Five poems by Claudia Gary


CLAUDIA GARY lives near Washington DC and teaches workshops on Villanelle, Sonnet, Natural Meter, Persona Poems, Poetry vs. Trauma, etc., at The Writer’s Center (writer.org), currently via Zoom. Author of Humor Me (2006) and several chapbooks, most recently Genetic Revisionism (2019), she is also a health science writer, visual artist, and composer of tonal chamber music and art songs. Her chapbooks are available via the email address at pw.org/content/claudia_gary

Her article “Song as Conversation,” on setting poems to music, is online at

https://straightlabyrinth.info/conference.html

@claudiagary

Poet Under Fig Tree 

Some days he cannot choose

between the living and the dead.

The latter want too much of him,

the former want too little.


Talent’s a sticky riddle

whose seeds are strewn at nature’s whim,

whose fruit he heats and stirs to spread

before a mortal muse.

What Would Zeus Do? 

Most likely something with a thunderbolt:

Mistaking lightning for imagination,

he’d make the sky his canvas. Or he’d molt

into a swan, a bison, a dalmatian.


And you? Since I’m not Hera, you’ll keep looking

past me for glimmerings of her and Greece.

Your mouth will always water for her cooking.

It won’t appear, and we will have no peace.


As this land offers less and less to praise,

our beauty may be lost on one another.

Between the sleepless nights, how can the days

bring any comfort?  Here’s where Zeus’ brother

below ground and the one who rules the ocean

need to unroil, unrumble our commotion.

In the Void 

For one who loved Math and Latin

a spiritual Goth moment

became a teenage alias:

Nulla Ultima.


To be nothing, the extreme 

nullity, meant being 

on the inside of everything,

the ultimate persona.


Was it a pose? Did she 

actually know something

for one split-second—or nothing?

If it was only absence


what did she know in her absence?

This was where things could get 

interesting, if only 

for a nothing moment.

Presence               

Cape May, by Andrew Wyeth

http://andrewwyeth.net/artwork/cape_may_1992.html

As skies threatened rain I steered back the boat

to watch dappled clouds from this beach in half light,

frame planted, eyes fixed to the shifting horizon,

away from my flock for longer than planned.

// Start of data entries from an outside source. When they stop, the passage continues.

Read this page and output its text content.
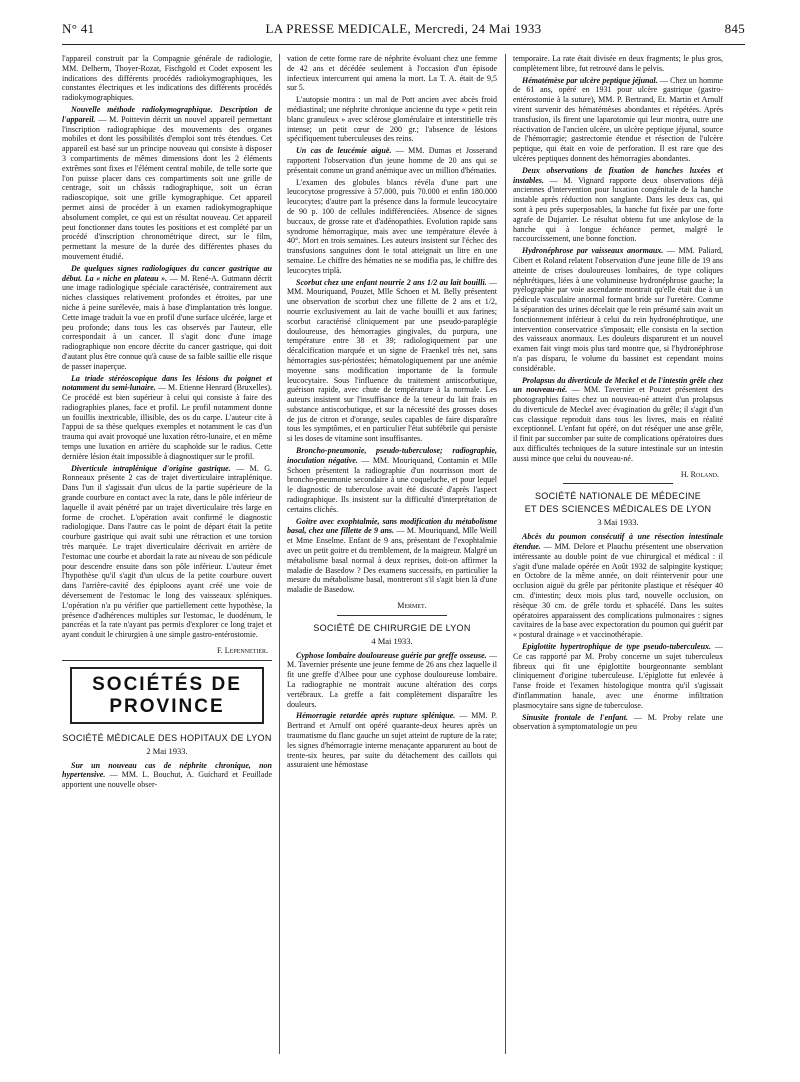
N° 41	LA PRESSE MEDICALE, Mercredi, 24 Mai 1933	845

l'appareil construit par la Compagnie générale de radiologie, MM. Delherm, Thoyer-Rozat, Fischgold et Codet exposent les indications des différents procédés radiokymographiques, les constantes électriques et les indications des différents procédés radiokymographiques.

Nouvelle méthode radiokymographique. Description de l'appareil. — M. Poittevin décrit un nouvel appareil permettant l'inscription radiographique des mouvements des organes mobiles et dont les possibilités d'emploi sont très étendues. Cet appareil est basé sur un principe nouveau qui consiste à disposer 3 compartiments de mêmes dimensions dont les 2 éléments extrêmes sont fixes et l'élément central mobile, de telle sorte que l'on puisse placer dans ces compartiments soit une grille de centrage, soit un châssis radiographique, soit un écran radioscopique, soit une grille kymographique. Cet appareil permet ainsi de procéder à un examen radiokymographique absolument complet, ce qui est un résultat nouveau. Cet appareil peut fonctionner dans toutes les positions et est complété par un procédé d'inscription chronométrique direct, sur le film, permettant la mesure de la durée des différentes phases du mouvement étudié.

De quelques signes radiologiques du cancer gastrique au début. La « niche en plateau ». — M. René-A. Gutmann décrit une image radiologique spéciale caractérisée, contrairement aux niches classiques relativement profondes et étroites, par une niche à peine surélevée, mais à base d'implantation très longue. Cette image traduit la vue en profil d'une surface ulcérée, large et peu profonde; dans tous les cas observés par l'auteur, elle correspondait à un cancer. Il s'agit donc d'une image radiographique non encore décrite du cancer gastrique, qui doit d'autant plus être connue qu'à cause de sa faible saillie elle risque de passer inaperçue.

La triade stéréoscopique dans les lésions du poignet et notamment du semi-lunaire. — M. Etienne Henrard (Bruxelles). Ce procédé est bien supérieur à celui qui consiste à faire des radiographies planes, face et profil. Le profil notamment donne un fouillis inextricable, illisible, des os du carpe. L'auteur cite à l'appui de sa thèse quelques exemples et notamment le cas d'un trauma qui avait provoqué une luxation rétro-lunaire, et en même temps une luxation en arrière du scaphoïde sur le radius. Cette dernière lésion était impossible à diagnostiquer sur le profil.

Diverticule intraplénique d'origine gastrique. — M. G. Ronneaux présente 2 cas de trajet diverticulaire intraplénique. Dans l'un il s'agissait d'un ulcus de la partie supérieure de la grande courbure en contact avec la rate, dans le pôle inférieur de laquelle il avait pénétré par un trajet diverticulaire très large en forme de crochet. L'opération avait confirmé le diagnostic radiologique. Dans l'autre cas le point de départ était la petite courbure gastrique qui avait subi une rétraction et une torsion très marquée. Le trajet diverticulaire décrivait en arrière de l'estomac une courbe et abordait la rate au niveau de son pédicule pour descendre ensuite dans son pôle inférieur. L'auteur émet l'hypothèse qu'il s'agit d'un ulcus de la petite courbure ouvert dans l'arrière-cavité des épiploons ayant créé une voie de déversement de l'estomac le long des vaisseaux spléniques. L'opération n'a pu vérifier que partiellement cette hypothèse, la présence d'adhérences multiples sur l'estomac, le duodénum, le pancréas et la rate n'ayant pas permis d'explorer ce long trajet et ayant conduit le chirurgien à une simple gastro-entérostomie.

F. Lepennetier.
SOCIÉTÉS DE PROVINCE
SOCIÉTÉ MÉDICALE DES HOPITAUX DE LYON
2 Mai 1933.

Sur un nouveau cas de néphrite chronique, non hypertensive. — MM. L. Bouchut, A. Guichard et Feuillade apportent une nouvelle obser-

vation de cette forme rare de néphrite évoluant chez une femme de 42 ans et décédée seulement à l'occasion d'un épisode infectieux intercurrent qui amena la mort. La T. A. était de 9,5 sur 5.

L'autopsie montra : un mal de Pott ancien avec abcès froid médiastinal; une néphrite chronique ancienne du type « petit rein blanc granuleux » avec sclérose glomérulaire et interstitielle très intense; un petit cœur de 200 gr.; l'absence de lésions spécifiquement tuberculeuses des reins.

Un cas de leucémie aiguë. — MM. Dumas et Josserand rapportent l'observation d'un jeune homme de 20 ans qui se présentait comme un grand anémique avec un million d'hématies.

L'examen des globules blancs révéla d'une part une leucocytose progressive à 57.000, puis 70.000 et enfin 180.000 leucocytes; d'autre part la présence dans la formule leucocytaire de 90 p. 100 de cellules indifférenciées. Absence de signes buccaux, de grosse rate et d'adénopathies. Evolution rapide sans syndrome hémorragique, mais avec une température élevée à 40°. Mort en trois semaines. Les auteurs insistent sur l'échec des transfusions sanguines dont le total atteignait un litre en une semaine. Le chiffre des hématies ne se modifia pas, le chiffre des leucocytes triplà.

Scorbut chez une enfant nourrie 2 ans 1/2 au lait bouilli. — MM. Mouriquand, Pouzet, Mlle Schoen et M. Belly présentent une observation de scorbut chez une fillette de 2 ans et 1/2, nourrie exclusivement au lait de vache bouilli et aux farines; scorbut caractérisé cliniquement par une pseudo-paraplégie douloureuse, des hémorragies gingivales, du purpura, une température entre 38 et 39; radiologiquement par une décalcification marquée et un signe de Fraenkel très net, sans hémorragies sus-périostées; hématologiquement par une anémie moyenne sans modification importante de la formule leucocytaire. Sous l'influence du traitement antiscorbutique, guérison rapide, avec chute de température à la normale. Les auteurs insistent sur l'insuffisance de la teneur du lait frais en substance antiscorbutique, et sur la nécessité des grosses doses de jus de citron et d'orange, seules capables de faire disparaître tous les symptômes, et en particulier l'état subfébrile qui persiste si les doses de vitamine sont insuffisantes.

Broncho-pneumonie, pseudo-tuberculose; radiographie, inoculation négative. — MM. Mouriquand, Contamin et Mlle Schoen présentent la radiographie d'un nourrisson mort de broncho-pneumonie secondaire à une coqueluche, et pour lequel le diagnostic de tuberculose avait été discuté d'après l'aspect radiographique. Ils insistent sur la difficulté d'interprétation de certains clichés.

Goitre avec exophtalmie, sans modification du métabolisme basal, chez une fillette de 9 ans. — M. Mouriquand, Mlle Weill et Mme Enselme. Enfant de 9 ans, présentant de l'exophtalmie avec un petit goitre et du tremblement, de la maigreur. Malgré un métabolisme basal normal à deux reprises, doit-on affirmer la maladie de Basedow ? Des examens successifs, en particulier la mesure du métabolisme basal, montreront s'il s'agit bien là d'une maladie de Basedow.

Mermet.
SOCIÉTÉ DE CHIRURGIE DE LYON
4 Mai 1933.

Cyphose lombaire douloureuse guérie par greffe osseuse. — M. Tavernier présente une jeune femme de 26 ans chez laquelle il fit une greffe d'Albee pour une cyphose douloureuse lombaire. La radiographie ne montrait aucune altération des corps vertébraux. La greffe a fait complètement disparaître les douleurs.

Hémorragie retardée après rupture splénique. — MM. P. Bertrand et Arnulf ont opéré quarante-deux heures après un traumatisme du flanc gauche un sujet atteint de rupture de la rate; les signes d'hémorragie interne menaçante apparurent au bout de trente-six heures, par suite du détachement des caillots qui assuraient une hémostase

temporaire. La rate était divisée en deux fragments; le plus gros, complètement libre, fut retrouvé dans le pelvis.

Hématémèse par ulcère peptique jéjunal. — Chez un homme de 61 ans, opéré en 1931 pour ulcère gastrique (gastro-entérostomie à la suture), MM. P. Bertrand, Et. Martin et Arnulf virent survenir des hématémèses abondantes et répétées. Après transfusion, ils firent une laparotomie qui leur montra, outre une réactivation de l'ancien ulcère, un ulcère peptique jéjunal, source de l'hémorragie; gastrectomie étendue et résection de l'ulcère peptique, qui était en voie de perforation. Il est rare que des ulcères peptiques donnent des hémorragies abondantes.

Deux observations de fixation de hanches luxées et instables. — M. Vignard rapporte deux observations déjà anciennes d'intervention pour luxation congénitale de la hanche instable après réduction non sanglante. Dans les deux cas, qui sont à peu près superposables, la hanche fut fixée par une forte agrafe de Dujarrier. Le résultat obtenu fut une ankylose de la hanche qui à longue échéance permet, malgré le raccourcissement, une bonne fonction.

Hydronéphrose par vaisseaux anormaux. — MM. Paliard, Cibert et Roland relatent l'observation d'une jeune fille de 19 ans atteinte de crises douloureuses lombaires, de type coliques néphrétiques, liées à une volumineuse hydronéphrose gauche; la pyélographie par voie ascendante montrait qu'elle était due à un pédicule vasculaire anormal formant bride sur l'uretère. Comme la séparation des urines décelait que le rein présumé sain avait un fonctionnement inférieur à celui du rein hydronéphrotique, une intervention conservatrice s'imposait; elle consista en la section des vaisseaux anormaux. Les douleurs disparurent et un nouvel examen fait vingt mois plus tard montre que, si l'hydronéphrose n'a pas disparu, le volume du bassinet est cependant moins considérable.

Prolapsus du diverticule de Meckel et de l'intestin grêle chez un nouveau-né. — MM. Tavernier et Pouzet présentent des photographies faites chez un nouveau-né atteint d'un prolapsus du diverticule de Meckel avec évagination du grêle; il s'agit d'un cas classique reproduit dans tous les livres, mais en réalité exceptionnel. L'enfant fut opéré, on dut réséquer une anse grêle, il finit par succomber par suite de complications opératoires dues aux difficultés techniques de la suture intestinale sur un intestin aussi mince que celui du nouveau-né.

H. Roland.
SOCIÉTÉ NATIONALE DE MÉDECINE
ET DES SCIENCES MÉDICALES DE LYON
3 Mai 1933.

Abcès du poumon consécutif à une résection intestinale étendue. — MM. Delore et Plauchu présentent une observation intéressante au double point de vue chirurgical et médical : il s'agit d'une malade opérée en Août 1932 de salpingite kystique; en Octobre de la même année, on doit réintervenir pour une occlusion aiguë du grêle par péritonite plastique et réséquer 40 cm. d'intestin; deux mois plus tard, nouvelle occlusion, on résèque 30 cm. de grêle tordu et sphacélé. Dans les suites opératoires apparaissent des complications pulmonaires : signes cavitaires de la base avec expectoration du poumon qui guérit par « postural drainage » et vaccinothérapie.

Epiglottite hypertrophique de type pseudo-tuberculeux. — Ce cas rapporté par M. Proby concerne un sujet tuberculeux fibreux qui fit une épiglottite bourgeonnante semblant cliniquement d'origine tuberculeuse. L'épiglotte fut enlevée à l'anse froide et l'examen histologique montra qu'il s'agissait d'inflammation banale, avec une énorme infiltration plasmocytaire sans signe de tuberculose.

Sinusite frontale de l'enfant. — M. Proby relate une observation à symptomatologie un peu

You tell me my headdress appears to take flight?

Either this, or the being within, is disguise.

I don’t have the presence to open my hands.

The joy of the wind is caught in my throat.

On Having Misspoken        

Time set aside for poems I reassign

for wordlessness: to sort collected seashells,

see which of them already have their own

airgaps with room for silk cord, colored beads

on curved and rippled surfaces that cradle

all light, reflect it softly, hold it always 

at the best angle, unlike mistimed words.